Flagpole Magazine
- The September 27, 2006 front page of Flagpole Magazine
- Type: Alternative weekly
- Format: Tabloid
- Owner(s): Flagpole, Inc.
- Publisher: Alicia Nickles
- Founded: 1987 (39 years ago)
- Headquarters: 220 Prince Avenue Athens, Georgia 30603 United States
- Circulation: 13,383
- OCLC number: 30323514
- Website: flagpole.com

= Flagpole Magazine =

Weekly newspaper in Athens, Georgia, U.S.

Flagpole Magazine, often abbreviated to simply Flagpole, is an American alternative newsweekly that focuses on the cultural and political scene of Athens, Georgia, home to the University of Georgia, and its surrounding communities. It was founded by Jared Bailey and Dennis Greenia in 1987; it is currently published by Alicia Nickles and co-owned by Nickles and Pete McCommons. Publishing under the banner "Colorbearer of Athens, Georgia," Flagpole covers local events like the Wild Rumpus Halloween Parade, AthFest Music Fest, and the Athens Twilight Criterium. The publication covers politics, art, theater, movies, books, food, local comics, and advice columns in Athens and surrounding areas.

Flagpole is an independent and locally owned newspaper and distributed weekly and free of charge. It is suggested by the Athens Welcome Center to be one of three print news sources in Athens, alongside the Athens Banner-Herald and The Red & Black, the independent student weekly. Flagpole and The Red & Black are the two news sources that provide free print news to the community.

==Coverage==

===Music===

Flagpole remains critically important for its coverage of the Athens music scene, particularly of the 1990s until today. Bands like Pylon, the B-52s, and R.E.M. began in Athens in the late 1970s and into the 1980s, hosted at clubs like the 40 Watt Club and Georgia Theater. Flagpole began to cover these acts during their rise to national prominence, beginning in 1987, through interviews, record reviews, and concert listings. This coverage continued as Athens acts like Widespread Panic, Vic Chesnutt and Elephant 6 Collective bands like Of Montreal and Neutral Milk Hotel became known in the 1990s. Flagpole continues to cover local bands that have Athens connections like Dead Confederate, the Whigs, and alt-country bands such as the Drive-By Truckers.

Flagpole is a supporter of music events around town like AthFest and Athens PopFest. The publication partners with AthFest to award the Flagpole Local Music Awards to pioneering Athens artists. Past winners have included of Montreal, Elf Power, Vic Chesnutt, Widespread Panic, R.E.M., and Olivia Tremor Control. More recent winners include indie band Family and Friends and rapper Linqua Franca (also known as Mariah Parker).

Capitalizing on its music coverage, Flagpole created Christmas CDs for several years in a row that featured many Athens local bands performing various holiday songs including one CD of spoken-word material. The Flagpole Christmas Album featured Drive-By Truckers performing "Rudolph the Red-Nosed Reindeer".

===Political and social coverage===

Flagpole covers political topics in Athens and the surrounding areas as well as responses to social issues occurring in the city and county. In 2020 and 2021, Flagpole published comprehensive coverage of Black Lives Matter protests held in the city. Flagpole coverage of Proud Boys and Alt-right activity in the area was cited in a 2020 work examining Alt-Right activity over the 2010s.

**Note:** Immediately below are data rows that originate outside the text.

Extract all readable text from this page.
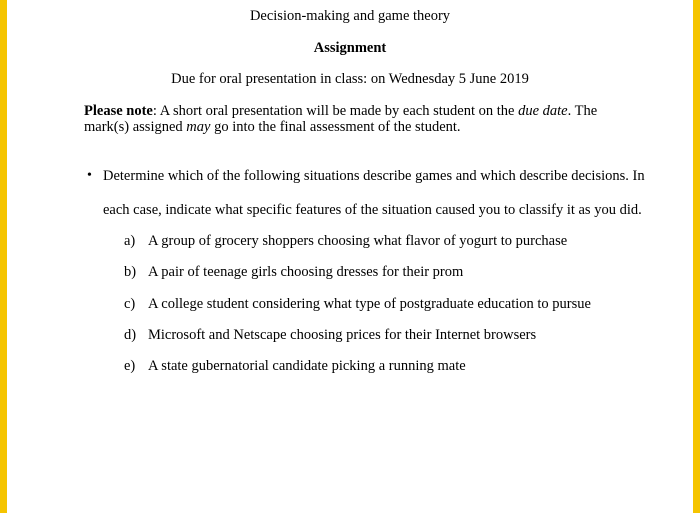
Decision-making and game theory
Assignment
Due for oral presentation in class: on Wednesday 5 June 2019
Please note: A short oral presentation will be made by each student on the due date. The mark(s) assigned may go into the final assessment of the student.
• Determine which of the following situations describe games and which describe decisions. In each case, indicate what specific features of the situation caused you to classify it as you did.
a) A group of grocery shoppers choosing what flavor of yogurt to purchase
b) A pair of teenage girls choosing dresses for their prom
c) A college student considering what type of postgraduate education to pursue
d) Microsoft and Netscape choosing prices for their Internet browsers
e) A state gubernatorial candidate picking a running mate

Ongoing coverage by Health reporter Jessica Luton over 2020 and 2021 detailed and collated all information about COVID-19 testing, case numbers, deaths, and vaccinations from Athens and the surrounding Northeast Georgia Health District.

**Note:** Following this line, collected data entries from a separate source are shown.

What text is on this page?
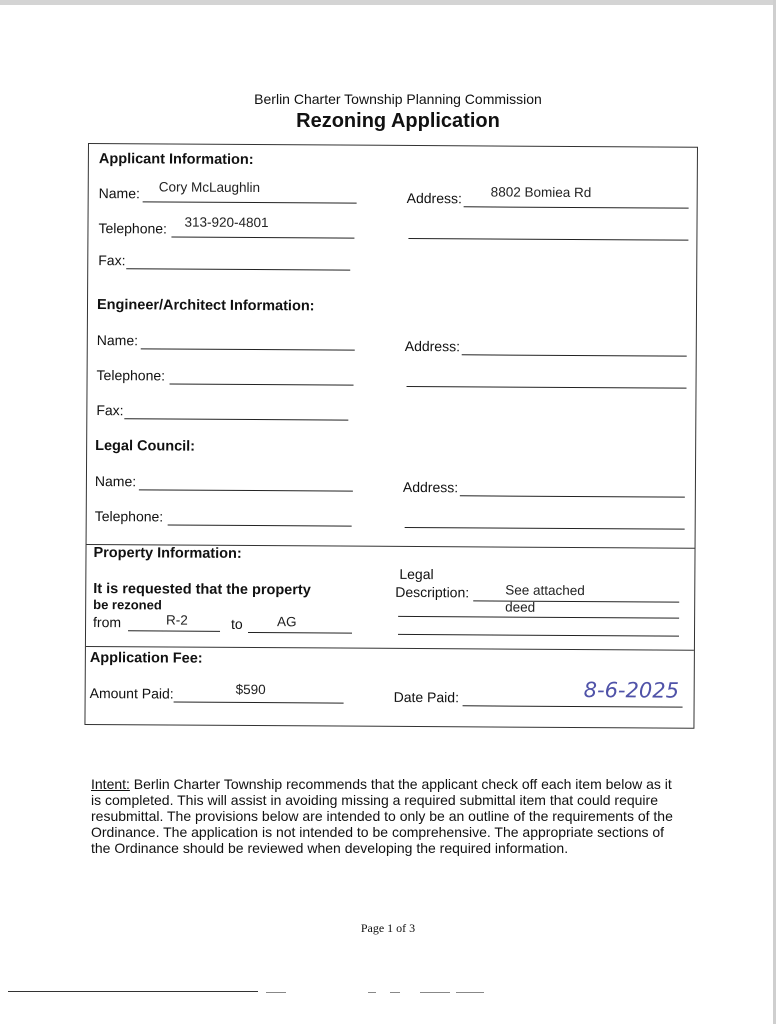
Berlin Charter Township Planning Commission
Rezoning Application
Applicant Information:
Name: Cory McLaughlin
Address: 8802 Bomiea Rd
Telephone: 313-920-4801
Fax:
Engineer/Architect Information:
Name:	Address:
Telephone:
Fax:
Legal Council:
Name:	Address:
Telephone:
Property Information:
It is requested that the property
be rezoned
from	R-2	to	AG
Legal
Description:	See attached
deed
Application Fee:
Amount Paid:	$590	Date Paid:	8-6-2025
Intent: Berlin Charter Township recommends that the applicant check off each item below as it is completed. This will assist in avoiding missing a required submittal item that could require resubmittal. The provisions below are intended to only be an outline of the requirements of the Ordinance. The application is not intended to be comprehensive. The appropriate sections of the Ordinance should be reviewed when developing the required information.
Page 1 of 3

===Community involvement===

In addition to its weekly issues, Flagpole, Inc. also publishes the annual Flagpole Guide to Athens, a listing of bars, restaurants, and entertainment options in Athens.

Flagpole is also known for running the Flagpole Favorites section yearly, in which Athenians vote on their favorite local businesses in a variety of categories.

===Comics===

Migraine Boy was one of the comic strips within the magazine.

The current comics rotate among Missy Kulik (Tofu Baby), David Mack (A Round Town), Klon Waldrip, and Joey Weiser. The paper also publishes the syndicated comic This Modern World by Tom Tomorrow.

One of the prominent cartoonists who published in Flagpole was Patrick Dean, who drew a weekly strip for Flagpole from 1997 to 2006. He also drew covers for the publication from 1998 to 2003. His work was given an exhibit in the Georgia Museum of Art in 2019.